Research work in life-science projects in particular is often very cost intensive, so that the means of the PoC funds are often insufficient for closing the mentioned gap to the commercial sector. A further problem can be presented by the availability of the necessary means for PoC funds, because the universities do not see such research, targeted in the direction of product development, as their core task, and therefore are not willing to invest the limited resources in it. In various countries (e.g. in the USA, Britain, the Netherlands, Belgium), therefore, the government invests substantial sums for this purpose, in addition to the normal university funding. In Switzerland, there are barely any public monies available for such funds, which is why private investors must be found.
Earlier Access to Ideas
For years, a strong trend has been observed towards the increased outsourcing of research and development services, particularly in the pharmaceutical area.
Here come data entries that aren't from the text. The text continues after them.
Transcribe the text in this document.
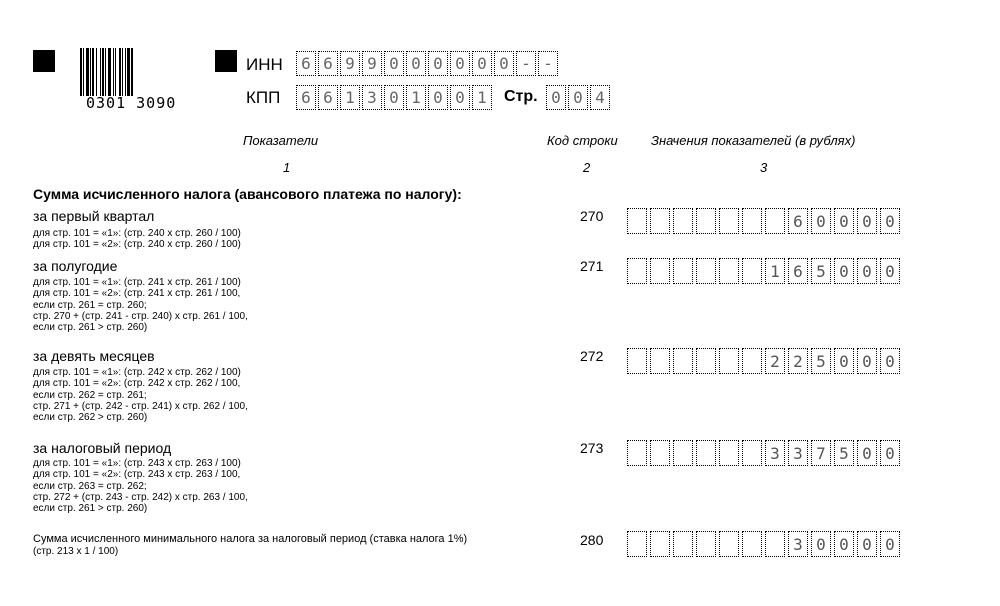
0301 3090
ИНН	6 6 9 9 0 0 0 0 0 0 - -
КПП	6 6 1 3 0 1 0 0 1	Стр. 0 0 4
Показатели	Код строки	Значения показателей (в рублях)
1	2	3
Сумма исчисленного налога (авансового платежа по налогу):
за первый квартал
для стр. 101 = «1»: (стр. 240 х стр. 260 / 100)
для стр. 101 = «2»: (стр. 240 х стр. 260 / 100)
270	6 0 0 0 0
за полугодие
для стр. 101 = «1»: (стр. 241 х стр. 261 / 100)
для стр. 101 = «2»: (стр. 241 х стр. 261 / 100,
если стр. 261 = стр. 260;
стр. 270 + (стр. 241 - стр. 240) х стр. 261 / 100,
если стр. 261 > стр. 260)
271	1 6 5 0 0 0
за девять месяцев
для стр. 101 = «1»: (стр. 242 х стр. 262 / 100)
для стр. 101 = «2»: (стр. 242 х стр. 262 / 100,
если стр. 262 = стр. 261;
стр. 271 + (стр. 242 - стр. 241) х стр. 262 / 100,
если стр. 262 > стр. 260)
272	2 2 5 0 0 0
за налоговый период
для стр. 101 = «1»: (стр. 243 х стр. 263 / 100)
для стр. 101 = «2»: (стр. 243 х стр. 263 / 100,
если стр. 263 = стр. 262;
стр. 272 + (стр. 243 - стр. 242) х стр. 263 / 100,
если стр. 261 > стр. 260)
273	3 3 7 5 0 0
Сумма исчисленного минимального налога за налоговый период (ставка налога 1%)
(стр. 213 х 1 / 100)
280	3 0 0 0 0
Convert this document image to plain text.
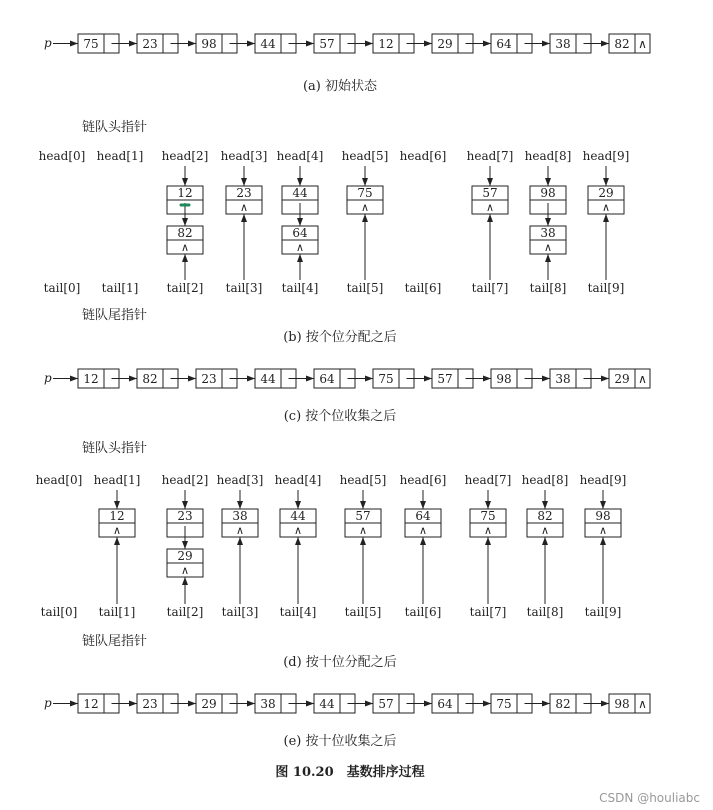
p	75	23	98	44	57	12	29	64	38	82 ∧
(a) 初始状态
链队头指针
head[0]
tail[0]
head[1]
tail[1]
head[2]
tail[2]
12
82
∧
head[3]
tail[3]
23
∧
head[4]
tail[4]
44
64
∧
head[5]
tail[5]
75
∧
head[6]
tail[6]
head[7]
tail[7]
57
∧
head[8]
tail[8]
98
38
∧
head[9]
tail[9]
29
∧
链队尾指针
(b) 按个位分配之后
p	12	82	23	44	64	75	57	98	38	29 ∧
(c) 按个位收集之后
链队头指针
head[0]
tail[0]
head[1]
tail[1]
12
∧
head[2]
tail[2]
23
29
∧
head[3]
tail[3]
38
∧
head[4]
tail[4]
44
∧
head[5]
tail[5]
57
∧
head[6]
tail[6]
64
∧
head[7]
tail[7]
75
∧
head[8]
tail[8]
82
∧
head[9]
tail[9]
98
∧
链队尾指针
(d) 按十位分配之后
p	12	23	29	38	44	57	64	75	82	98 ∧
(e) 按十位收集之后
图 10.20　基数排序过程
CSDN @houliabc
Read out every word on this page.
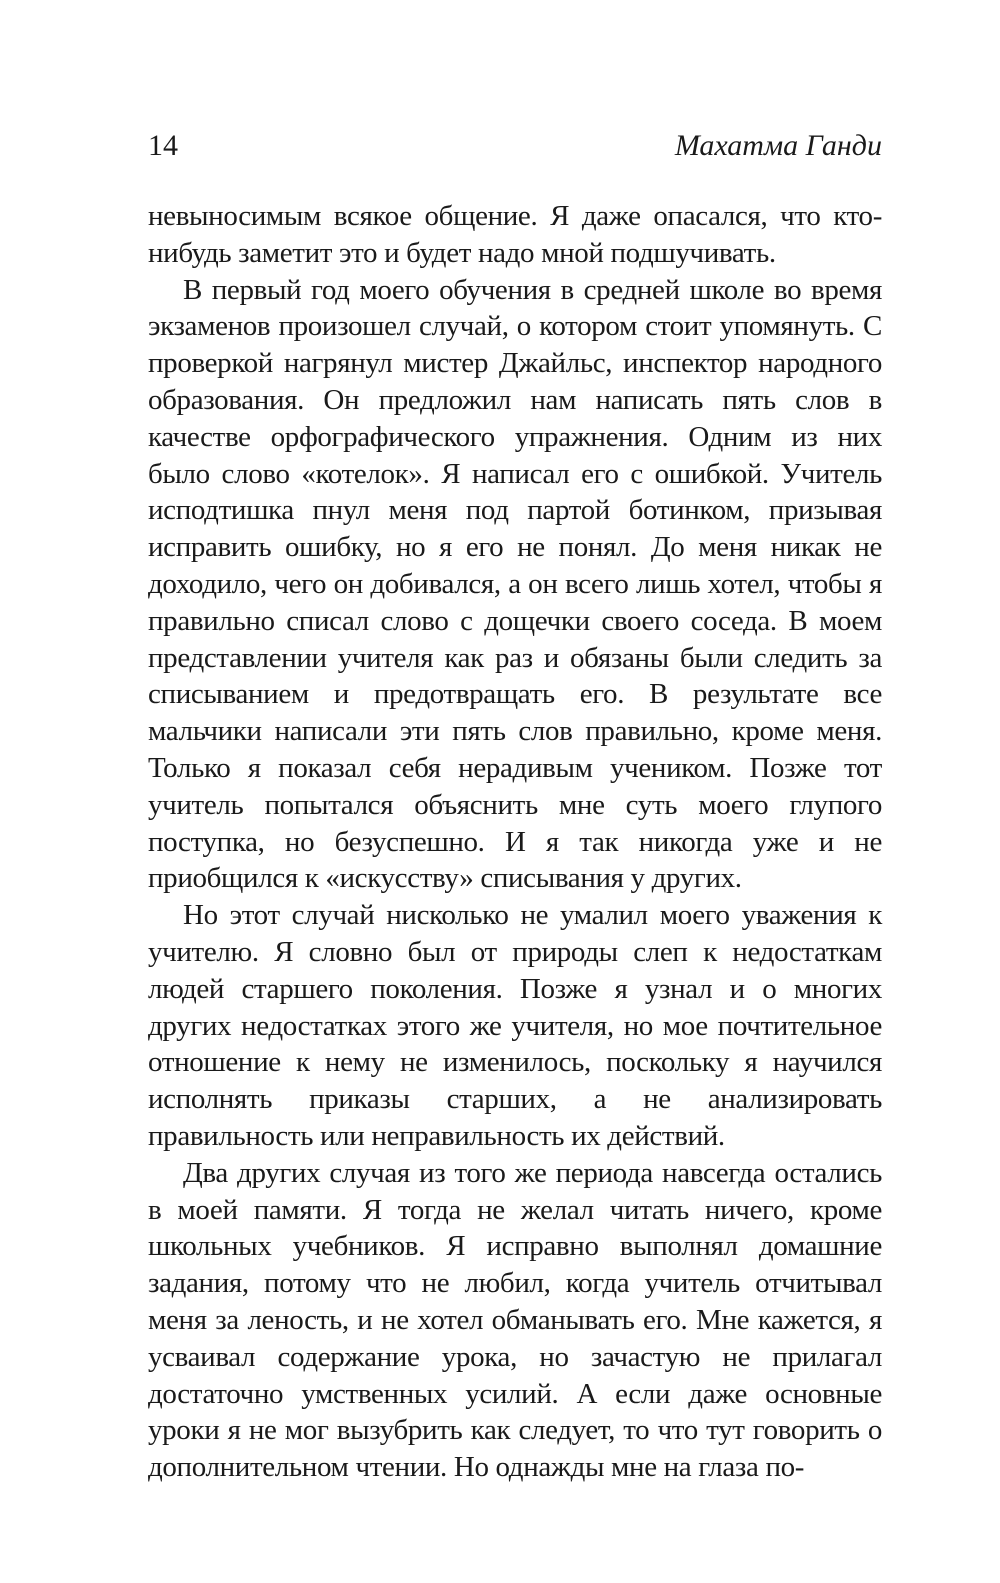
14	Махатма Ганди

невыносимым всякое общение. Я даже опасался, что кто-нибудь заметит это и будет надо мной подшучивать.

В первый год моего обучения в средней школе во время экзаменов произошел случай, о котором стоит упомянуть. С проверкой нагрянул мистер Джайльс, инспектор народного образования. Он предложил нам написать пять слов в качестве орфографического упражнения. Одним из них было слово «котелок». Я написал его с ошибкой. Учитель исподтишка пнул меня под партой ботинком, призывая исправить ошибку, но я его не понял. До меня никак не доходило, чего он добивался, а он всего лишь хотел, чтобы я правильно списал слово с дощечки своего соседа. В моем представлении учителя как раз и обязаны были следить за списыванием и предотвращать его. В результате все мальчики написали эти пять слов правильно, кроме меня. Только я показал себя нерадивым учеником. Позже тот учитель попытался объяснить мне суть моего глупого поступка, но безуспешно. И я так никогда уже и не приобщился к «искусству» списывания у других.

Но этот случай нисколько не умалил моего уважения к учителю. Я словно был от природы слеп к недостаткам людей старшего поколения. Позже я узнал и о многих других недостатках этого же учителя, но мое почтительное отношение к нему не изменилось, поскольку я научился исполнять приказы старших, а не анализировать правильность или неправильность их действий.

Два других случая из того же периода навсегда остались в моей памяти. Я тогда не желал читать ничего, кроме школьных учебников. Я исправно выполнял домашние задания, потому что не любил, когда учитель отчитывал меня за леность, и не хотел обманывать его. Мне кажется, я усваивал содержание урока, но зачастую не прилагал достаточно умственных усилий. А если даже основные уроки я не мог вызубрить как следует, то что тут говорить о дополнительном чтении. Но однажды мне на глаза по-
A large part involves cooperation with other companies, such as CMO, CRO or small biotechnology firms., In recent years, however, the universities have also been playing an increasingly important role, especially with regard to truly novel therapeutic approaches. Various large pharmaceutical companies have launched corresponding Open Innovation Programmes, aiming to give them early access to innovative ideas and providing a framework within which they can introduce their own ideas, which can then be taken up and adapted by the university research groups. This enables the companies to process a multitude of (high-risk) projects very cost effectively, and thereby profit from the strengths of the academic research. Properly designed, such programmes are also of interest to the universities and their researchers, because exciting and relevant research projects can be worked on, which the firms support financially, as well as with payment in kind and know-how, without limiting the necessary freedom of the researchers. In the ideal case, this leads to knowledge from various disciplines of the university and company flowing into the project early on, so that a more targeted and efficient development, registration and marketing of the product can then advance out of the basic research. Such a pooling of knowledge, from the fundamental research, the preclinical and clinical development, up to the regulatory or production-specific aspects, offers a huge potential in the cooperation between the universities and the commercial sector. Last but not least, the “not invented here syndrome” can be avoided, which not uncommonly complicates the transfer of projects from the university to the commercial sector considerably. Over the next few years, we will be able to see which of these new approaches in the area of Open Innovation prove themselves and yield the corresponding successes.